Update 12/19/2018: Dataiku just raised $101 million in funding led by Iconiq Capital with plans to double their staff. This brings the company’s total funding to $146.7 million to date.
Domino Data Lab
Founded in 2013, San Francisco startup Domino has taken in $13.6 million in funding so far to develop their data science platform which is structured into layers (security, user, and infrastructure). Domino generates analytic models in the form of application program interfaces (APIs) managed at the “user layer” which can be tested in parallel through “experiments”, deployed, track, filtered, and compared. It’s currently being used by companies like Allstate, Zurich, and Monsanto.

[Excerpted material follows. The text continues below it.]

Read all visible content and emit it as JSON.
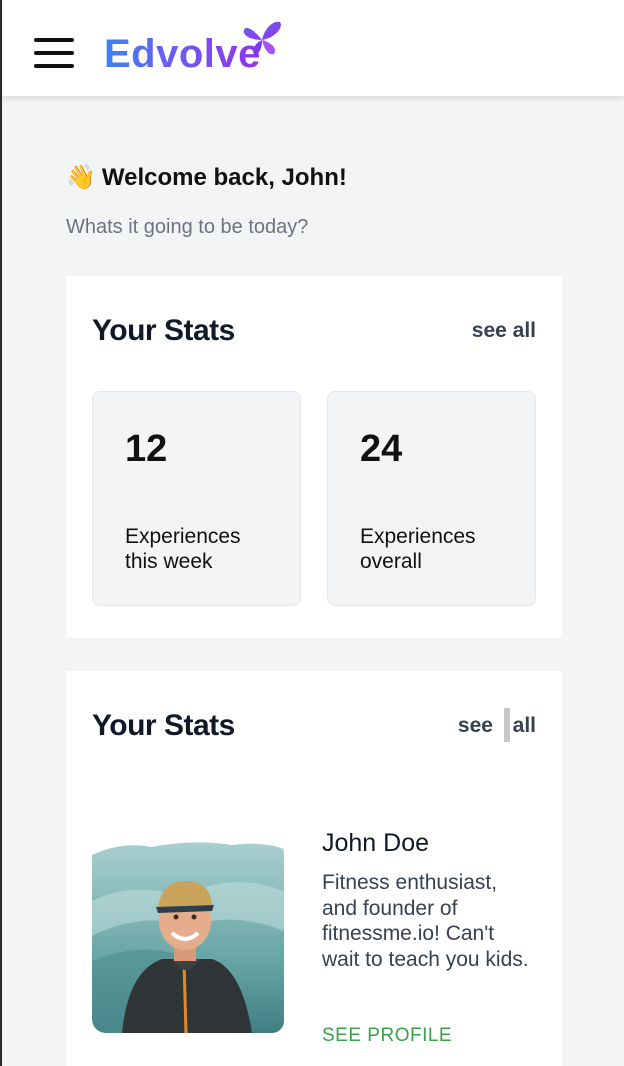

Founded in 2012, Silicon Valley startup Arimo took in a single round of $13 million in funding led by Andreessen Horowitz. The Company cites the strength of their leadership team as a competitive advantage and their Behavioral AI™ solution is currently deployed for yield optimization, cross-selling & upselling, product recommendations, predictive maintenance, demand forecasting, fraud, and other applications as well. If you want to see what their platform is capable of, here’s a walk through of how they used it to identify a path to automate $200 billion in Medicare claims adjustments. That task took a whole 10 hours.
Founded in 2011, Boston, Massachusetts startup Nutonian has taken in a single $4 million funding round to develop a machine learning engine that goes by the tradename Machine Intelligence™. This engine works by doing cross-validation, meaning it splits the data set into two parts: one training the analytic model, the other validating its accuracy. They claim to extract insights at a rate of “billions per second” and presently serve clients like Alcoa, Amazon, NASA, and BP among others.
One company that is worth mentioning (but didn’t make our list because they were acquired by Google) is Kaggle, a platform that hosted predictive modeling competitions. As of last year, Kaggle had 536,000 users, each of which has a profile which says something about their skills. That’s a whole lot of talent that Google now has access to without having to deal with recruiters.